Thanks so much for the video though! It was super helpful :)(3 votes)
Yes, when you have the same log base on both sides of the equation (log base 10 or log base 2) they will cancel each other out. It's like if you had x+2=x+2. The x's will cancel out when you subtract the x's from each other. When solving logs, many of the same rules for solving equations apply, the only difference is in addition to solving for x, you have to condense the logs.(1 vote)
- Does anybody know how to solve the equation 2^(x+4)=64x. I keep getting stuck.(2 votes)

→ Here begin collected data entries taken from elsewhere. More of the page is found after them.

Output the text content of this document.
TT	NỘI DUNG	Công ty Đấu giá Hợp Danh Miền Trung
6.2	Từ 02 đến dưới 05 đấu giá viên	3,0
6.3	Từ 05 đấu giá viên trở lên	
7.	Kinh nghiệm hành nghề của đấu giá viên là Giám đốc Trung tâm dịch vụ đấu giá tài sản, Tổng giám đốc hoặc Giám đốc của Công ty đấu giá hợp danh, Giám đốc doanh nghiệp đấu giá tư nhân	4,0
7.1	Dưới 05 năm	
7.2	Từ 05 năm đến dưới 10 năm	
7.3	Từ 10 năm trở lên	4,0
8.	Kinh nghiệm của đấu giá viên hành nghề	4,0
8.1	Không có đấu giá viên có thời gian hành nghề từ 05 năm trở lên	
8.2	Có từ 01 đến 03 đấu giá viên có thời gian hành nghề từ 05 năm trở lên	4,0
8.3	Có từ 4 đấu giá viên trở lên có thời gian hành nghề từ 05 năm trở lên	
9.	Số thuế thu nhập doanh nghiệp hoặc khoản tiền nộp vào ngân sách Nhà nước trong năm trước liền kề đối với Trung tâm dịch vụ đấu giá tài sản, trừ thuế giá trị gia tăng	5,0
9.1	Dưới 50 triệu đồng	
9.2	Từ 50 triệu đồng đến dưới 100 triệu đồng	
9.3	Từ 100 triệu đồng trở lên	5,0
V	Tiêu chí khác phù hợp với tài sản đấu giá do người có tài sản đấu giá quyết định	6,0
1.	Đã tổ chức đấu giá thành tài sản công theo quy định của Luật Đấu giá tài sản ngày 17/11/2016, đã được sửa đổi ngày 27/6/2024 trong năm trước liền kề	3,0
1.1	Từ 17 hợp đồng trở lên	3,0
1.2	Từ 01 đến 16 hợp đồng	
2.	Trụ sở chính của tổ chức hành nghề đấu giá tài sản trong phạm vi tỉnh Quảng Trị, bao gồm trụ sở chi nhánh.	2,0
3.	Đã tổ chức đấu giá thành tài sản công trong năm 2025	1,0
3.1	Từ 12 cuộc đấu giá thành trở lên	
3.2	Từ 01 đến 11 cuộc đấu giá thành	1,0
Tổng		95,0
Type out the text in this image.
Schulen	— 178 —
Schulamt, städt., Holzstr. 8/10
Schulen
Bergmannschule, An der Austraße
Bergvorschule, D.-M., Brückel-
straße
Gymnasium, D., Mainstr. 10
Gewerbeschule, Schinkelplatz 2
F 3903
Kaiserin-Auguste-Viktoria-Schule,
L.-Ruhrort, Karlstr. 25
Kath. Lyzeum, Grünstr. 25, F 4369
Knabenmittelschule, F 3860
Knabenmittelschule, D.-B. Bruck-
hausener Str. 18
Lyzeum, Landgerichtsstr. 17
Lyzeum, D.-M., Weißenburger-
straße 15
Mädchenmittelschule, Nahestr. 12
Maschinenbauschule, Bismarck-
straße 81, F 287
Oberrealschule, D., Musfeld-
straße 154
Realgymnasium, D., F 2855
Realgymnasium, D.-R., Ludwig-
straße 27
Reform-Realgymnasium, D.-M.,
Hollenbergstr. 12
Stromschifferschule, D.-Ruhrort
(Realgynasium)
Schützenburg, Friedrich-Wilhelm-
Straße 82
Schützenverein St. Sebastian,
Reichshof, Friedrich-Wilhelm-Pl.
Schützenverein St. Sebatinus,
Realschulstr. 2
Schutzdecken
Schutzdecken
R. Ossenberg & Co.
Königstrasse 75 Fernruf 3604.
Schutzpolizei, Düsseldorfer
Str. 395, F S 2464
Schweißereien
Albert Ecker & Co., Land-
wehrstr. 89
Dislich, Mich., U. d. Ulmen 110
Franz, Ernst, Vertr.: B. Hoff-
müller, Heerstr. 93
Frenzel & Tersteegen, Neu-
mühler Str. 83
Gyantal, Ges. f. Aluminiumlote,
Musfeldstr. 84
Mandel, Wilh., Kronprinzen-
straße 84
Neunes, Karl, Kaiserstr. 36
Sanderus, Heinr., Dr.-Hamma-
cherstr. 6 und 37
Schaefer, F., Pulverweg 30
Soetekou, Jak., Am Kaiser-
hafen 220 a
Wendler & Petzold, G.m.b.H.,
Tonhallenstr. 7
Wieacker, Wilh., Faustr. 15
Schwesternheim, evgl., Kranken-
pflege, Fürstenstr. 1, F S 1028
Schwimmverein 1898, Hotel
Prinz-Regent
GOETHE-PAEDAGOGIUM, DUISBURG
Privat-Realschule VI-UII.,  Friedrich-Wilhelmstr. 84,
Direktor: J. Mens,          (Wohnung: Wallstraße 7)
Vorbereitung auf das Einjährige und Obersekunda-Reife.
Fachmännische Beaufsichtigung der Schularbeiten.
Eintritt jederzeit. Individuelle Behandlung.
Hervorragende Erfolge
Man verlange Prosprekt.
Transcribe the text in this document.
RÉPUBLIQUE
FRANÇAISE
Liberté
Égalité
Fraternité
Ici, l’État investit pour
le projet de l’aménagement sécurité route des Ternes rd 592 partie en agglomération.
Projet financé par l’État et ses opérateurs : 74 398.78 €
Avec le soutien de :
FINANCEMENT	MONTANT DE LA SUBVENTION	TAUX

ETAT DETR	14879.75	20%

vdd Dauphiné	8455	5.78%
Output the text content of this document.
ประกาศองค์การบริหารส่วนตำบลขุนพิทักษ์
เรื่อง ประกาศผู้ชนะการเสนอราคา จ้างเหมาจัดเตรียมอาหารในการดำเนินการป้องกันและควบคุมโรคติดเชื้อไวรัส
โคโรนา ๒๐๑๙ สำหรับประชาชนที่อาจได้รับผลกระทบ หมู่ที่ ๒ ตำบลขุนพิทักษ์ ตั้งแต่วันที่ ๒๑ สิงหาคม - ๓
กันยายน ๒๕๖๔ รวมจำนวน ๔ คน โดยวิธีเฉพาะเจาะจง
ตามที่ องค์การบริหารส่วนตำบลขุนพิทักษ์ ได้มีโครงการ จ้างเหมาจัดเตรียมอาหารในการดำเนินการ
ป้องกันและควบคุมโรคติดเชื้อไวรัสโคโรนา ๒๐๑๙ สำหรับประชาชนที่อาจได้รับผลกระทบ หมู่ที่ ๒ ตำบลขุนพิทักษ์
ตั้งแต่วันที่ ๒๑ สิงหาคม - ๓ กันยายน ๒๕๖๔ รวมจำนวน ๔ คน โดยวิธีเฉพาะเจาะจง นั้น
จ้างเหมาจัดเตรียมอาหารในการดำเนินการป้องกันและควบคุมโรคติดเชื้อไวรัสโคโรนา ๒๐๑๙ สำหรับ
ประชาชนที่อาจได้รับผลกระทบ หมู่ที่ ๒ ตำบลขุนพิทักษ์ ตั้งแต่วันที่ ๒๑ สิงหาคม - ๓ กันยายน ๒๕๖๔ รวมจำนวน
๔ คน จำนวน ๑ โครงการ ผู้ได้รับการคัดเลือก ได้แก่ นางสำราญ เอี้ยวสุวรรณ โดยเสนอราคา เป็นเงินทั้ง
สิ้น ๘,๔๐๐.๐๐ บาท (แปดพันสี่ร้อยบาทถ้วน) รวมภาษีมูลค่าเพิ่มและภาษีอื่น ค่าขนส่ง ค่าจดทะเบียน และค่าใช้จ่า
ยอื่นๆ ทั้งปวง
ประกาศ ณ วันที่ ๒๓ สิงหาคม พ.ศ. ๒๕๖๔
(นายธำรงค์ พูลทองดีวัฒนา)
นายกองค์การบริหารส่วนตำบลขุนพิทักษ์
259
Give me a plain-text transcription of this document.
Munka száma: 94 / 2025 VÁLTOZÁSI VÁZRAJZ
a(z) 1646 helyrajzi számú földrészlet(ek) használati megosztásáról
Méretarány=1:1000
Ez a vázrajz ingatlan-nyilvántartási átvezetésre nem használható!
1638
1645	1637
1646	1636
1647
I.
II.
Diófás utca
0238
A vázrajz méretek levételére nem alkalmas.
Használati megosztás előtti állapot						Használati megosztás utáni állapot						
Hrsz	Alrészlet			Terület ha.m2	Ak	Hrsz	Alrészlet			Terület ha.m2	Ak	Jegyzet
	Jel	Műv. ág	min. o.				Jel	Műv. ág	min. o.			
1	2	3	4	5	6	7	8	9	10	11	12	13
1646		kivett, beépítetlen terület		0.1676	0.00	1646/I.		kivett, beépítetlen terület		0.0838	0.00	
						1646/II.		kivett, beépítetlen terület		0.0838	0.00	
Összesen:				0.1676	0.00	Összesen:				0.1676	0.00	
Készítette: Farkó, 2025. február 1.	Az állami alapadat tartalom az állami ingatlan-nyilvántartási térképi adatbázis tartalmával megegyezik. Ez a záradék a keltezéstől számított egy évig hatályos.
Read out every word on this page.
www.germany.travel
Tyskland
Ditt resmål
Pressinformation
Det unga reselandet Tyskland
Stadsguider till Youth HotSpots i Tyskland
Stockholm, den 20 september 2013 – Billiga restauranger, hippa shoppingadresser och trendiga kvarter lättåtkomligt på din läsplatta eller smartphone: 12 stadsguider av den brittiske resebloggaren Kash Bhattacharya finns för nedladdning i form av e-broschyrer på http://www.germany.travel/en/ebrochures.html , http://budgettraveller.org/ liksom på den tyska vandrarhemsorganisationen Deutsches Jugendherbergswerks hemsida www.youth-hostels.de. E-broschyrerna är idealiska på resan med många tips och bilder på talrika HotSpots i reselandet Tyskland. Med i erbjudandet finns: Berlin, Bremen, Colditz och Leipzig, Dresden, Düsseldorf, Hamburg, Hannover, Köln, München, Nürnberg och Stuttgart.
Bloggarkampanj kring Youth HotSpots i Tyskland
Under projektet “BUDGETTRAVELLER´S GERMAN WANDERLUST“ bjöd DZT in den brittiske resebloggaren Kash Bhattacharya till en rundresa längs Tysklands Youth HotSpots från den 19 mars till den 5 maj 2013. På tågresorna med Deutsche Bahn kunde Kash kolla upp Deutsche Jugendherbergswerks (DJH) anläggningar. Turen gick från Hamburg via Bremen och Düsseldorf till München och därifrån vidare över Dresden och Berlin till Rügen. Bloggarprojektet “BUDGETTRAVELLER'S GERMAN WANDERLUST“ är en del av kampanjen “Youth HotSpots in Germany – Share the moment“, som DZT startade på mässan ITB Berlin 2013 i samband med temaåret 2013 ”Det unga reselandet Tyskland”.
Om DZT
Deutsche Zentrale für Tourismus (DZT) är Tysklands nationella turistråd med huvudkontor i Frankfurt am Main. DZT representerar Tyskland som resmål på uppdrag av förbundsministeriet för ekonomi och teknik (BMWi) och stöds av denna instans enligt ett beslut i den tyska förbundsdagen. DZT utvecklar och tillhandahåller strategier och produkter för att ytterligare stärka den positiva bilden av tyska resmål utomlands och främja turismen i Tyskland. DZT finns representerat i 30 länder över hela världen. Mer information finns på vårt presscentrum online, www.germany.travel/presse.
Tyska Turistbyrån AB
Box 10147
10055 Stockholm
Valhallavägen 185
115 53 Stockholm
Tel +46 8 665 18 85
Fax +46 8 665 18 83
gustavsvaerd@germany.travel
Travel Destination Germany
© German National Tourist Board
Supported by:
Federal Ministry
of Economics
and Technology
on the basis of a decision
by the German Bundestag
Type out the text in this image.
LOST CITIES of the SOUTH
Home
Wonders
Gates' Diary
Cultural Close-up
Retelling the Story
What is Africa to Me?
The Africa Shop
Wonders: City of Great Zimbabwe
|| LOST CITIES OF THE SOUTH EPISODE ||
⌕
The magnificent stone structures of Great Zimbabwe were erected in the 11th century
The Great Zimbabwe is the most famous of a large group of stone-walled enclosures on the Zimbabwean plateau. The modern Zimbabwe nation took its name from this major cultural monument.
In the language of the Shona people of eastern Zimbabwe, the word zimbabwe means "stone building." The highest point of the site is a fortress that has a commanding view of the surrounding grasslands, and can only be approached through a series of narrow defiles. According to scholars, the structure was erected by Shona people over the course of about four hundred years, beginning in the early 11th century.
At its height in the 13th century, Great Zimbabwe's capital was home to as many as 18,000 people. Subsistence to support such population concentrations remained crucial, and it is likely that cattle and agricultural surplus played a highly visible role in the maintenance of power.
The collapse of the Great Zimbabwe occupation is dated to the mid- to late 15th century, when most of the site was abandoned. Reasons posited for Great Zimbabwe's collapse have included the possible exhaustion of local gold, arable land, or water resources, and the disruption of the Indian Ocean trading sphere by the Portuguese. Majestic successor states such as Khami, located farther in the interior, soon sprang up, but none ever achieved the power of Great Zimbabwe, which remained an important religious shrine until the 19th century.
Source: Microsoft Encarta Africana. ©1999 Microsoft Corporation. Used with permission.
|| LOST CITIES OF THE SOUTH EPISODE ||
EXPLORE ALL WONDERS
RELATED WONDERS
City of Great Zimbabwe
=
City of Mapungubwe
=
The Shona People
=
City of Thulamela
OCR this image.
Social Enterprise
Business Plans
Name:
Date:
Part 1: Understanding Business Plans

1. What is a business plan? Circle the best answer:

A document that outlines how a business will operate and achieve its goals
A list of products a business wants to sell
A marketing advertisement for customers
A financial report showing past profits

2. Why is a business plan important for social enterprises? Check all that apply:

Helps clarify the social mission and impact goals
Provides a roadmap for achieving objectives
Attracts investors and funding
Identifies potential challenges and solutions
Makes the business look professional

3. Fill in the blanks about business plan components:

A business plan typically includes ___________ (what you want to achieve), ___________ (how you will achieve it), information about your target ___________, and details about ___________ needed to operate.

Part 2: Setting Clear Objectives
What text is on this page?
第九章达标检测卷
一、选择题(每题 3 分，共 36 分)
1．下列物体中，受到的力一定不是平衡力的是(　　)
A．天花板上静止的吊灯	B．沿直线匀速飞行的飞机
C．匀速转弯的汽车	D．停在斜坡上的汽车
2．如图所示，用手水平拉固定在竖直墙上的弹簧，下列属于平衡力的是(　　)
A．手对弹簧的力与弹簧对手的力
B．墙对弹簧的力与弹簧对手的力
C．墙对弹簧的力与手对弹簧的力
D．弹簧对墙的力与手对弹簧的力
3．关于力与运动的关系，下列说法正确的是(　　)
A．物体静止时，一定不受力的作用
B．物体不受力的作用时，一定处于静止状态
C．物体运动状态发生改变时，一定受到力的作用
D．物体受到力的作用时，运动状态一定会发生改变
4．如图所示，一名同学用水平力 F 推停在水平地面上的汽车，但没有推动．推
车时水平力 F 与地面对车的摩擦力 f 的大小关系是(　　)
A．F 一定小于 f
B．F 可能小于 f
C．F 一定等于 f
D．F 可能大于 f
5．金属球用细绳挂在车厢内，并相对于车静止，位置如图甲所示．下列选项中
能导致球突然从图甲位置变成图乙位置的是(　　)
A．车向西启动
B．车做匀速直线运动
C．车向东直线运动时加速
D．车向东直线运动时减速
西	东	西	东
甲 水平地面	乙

Did you, by any chance, miss-type that. Are you sure it's not supposed to be 2^(x+4)=64? With no x?(1 vote)
3:42Video transcript
We're asked to solve the
log of x plus log of 3 is equal to 2 log
of 4 minus log of 2. So let me just rewrite it. So we have the log of x plus
the log of 3 is equal to 2 times the log of 4 minus the log
of 2, or the logarithm of 2. And this is a reminder. Whenever you see a logarithm
written without a base, the implicit base is 10. So we could write 10 here, 10
here, 10 here, and 10 here. But for the rest
of this example, I'll just skip writing
the 10 just because it'll save a little bit of time. But remember, this
literally means log base 10. So this expression,
right over here, is the power I have
to raise 10 to to get x, the power I have to
raise 10 to to get 3. Now with that out of
the way, let's see what logarithm
properties we can use. So we know, if we-- and
these are all the same base-- we know that if we have log base
a of b plus log base a of c, then this is the same
thing as log base a of bc. And we also know-- so let
me write all the logarithm properties that
we know over here. We also know that if
we have a logarithm-- let me write it this
way, actually-- if I have b times the log
base a of c, this is equal to log base a
of c to the bth power. And we also know, and
this is derived really straight from both of
these, is that if I have log base a of b
minus log base a of c, that this is equal to the
log base a of b over c. And this is really
straight derived from these two right over here. Now with that out of the way,
let's see what we can apply. So right over here, we have
all the logs are the same base. And we have logarithm of
x plus logarithm of 3. So by this property
right over here, the sum of logarithms
with the same base, this is going to be equal
to log base 3-- sorry, log base 10-- so I'll
just write it here. log base 10 of 3 times x, of 3x. Then, based on this
property right over here, this thing could be
rewritten-- so this is going to be equal to--
this thing can be written as log base 10 of 4 to the
second power, which is really just 16. So this is just going to be 16. And then we still have minus
logarithm base 10 of 2. And now, using
this last property, we know we have one logarithm
minus another logarithm. This is going to be equal
to log base 10 of 16 over 2, 16 divided by 2,
which is the same thing as 8. So the right-hand side
simplifies to log base 10 of 8. The left-hand side
is log base 10 of 3x. So if 10 to some power is
going to be equal to 3x. And 10 to the same power
is going to be equal to 8. So 3x must be equal to 8. 3x is equal to 8, and then we
can divide both sides by 3. Divide both sides by 3, you
get x is equal to 8 over 3. One way, this little step here,
I said, look, 10 to the-- this is an exponent. If I raise 10 to this exponent,
I get 3x, 10 to this exponent, I get 8. So 8 and 3x must
be the same thing. One other way you could
have thought about this is, let's take 10 to this
power, on both sides. So you could say 10 to
this power, and then 10 to this power over here. If I raise 10 to
the power that I need to raise 10
to to get to 3x, well, I'm just going to get 3x. If I raise 10 to the power that
I need to raise 10 to to get 8, I'm just going to get 8. So once again, you've
got the 3x is equal to 8, and then you can simplify. You get x is equal to 8/3.